A great example of this type of information for me has been heart rate data during exercise.  When I run according to my heart rate training plan, I know that I'm working too hard on my easy day when my heart rate goes above some threshold.  This is actionable information.  My heart rate is too high so I change my behavior and slow down.

For the FiveThirtyEighty March Madness predictions, the information is sort of actionable.  The FiveThirtyEight bracket is structured as probabilities of a team winning at each stage of the tournament.  This information is useful if I'm betting on a game (i.e. which team is likely to win) but isn't useful if I'm trying to make a bracket (i.e. which teams are most likely to be in each slot of the bracket).

The lesson here is that the structure of the information should match the decision to be made.  In the example of my hear rate data, my current heart rate is only useful in the context of a threshold.  I must know how my current data point relates to some useful scale.  Only then can I take action to bring my individual measure back into range.
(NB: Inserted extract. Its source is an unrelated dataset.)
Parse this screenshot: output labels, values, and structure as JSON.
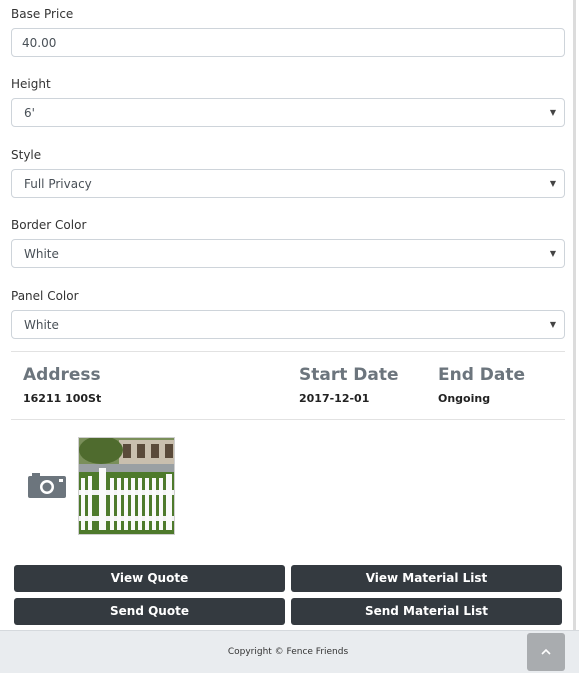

However, generating actionable data is incredibly complicated because it requires a solid understanding of the mechanisms that explain a phenomenon.  In the case of heart rate training, heart rate is a well-established proxy for intensity and systematically modulating intensity is important to balance improvements in fitness against risk for injury.   Creating actionable data is also complicated by the need to understand how it will be used (i.e. betting on a game vs. making a bracket).  For these reasons, generating data without a solid theory to back up action is no better than rock collecting.

A related piece on FiveThirtyEight highlights an interview with White House Chief Data Scientist, Dr. D.J. Patel.   A topic of discussion that caught my attention was that of "Data Products" which Dr. Patel explains as "How do you use data to do something really beneficial?"  The true obstacle to creating powerful data products (the dream of Big Data) isn't access to data or data processing tools as these are now as ubiquitous  as the internet and the personal computer, respectively.  Instead, the obstacle to data products, or "useful data" as I'm calling it, is creating a solid theory about the mechanism driving a phenomenon.  Without this understanding, data remains noise.

For these reasons, while I am as enamored by sexy data as much as the next dork, I am reminded about the need for good scientific theories that allow us to interpret and structure sexy data in a way that makes it useful.  That is the real challenge for data scientists in the age of big data.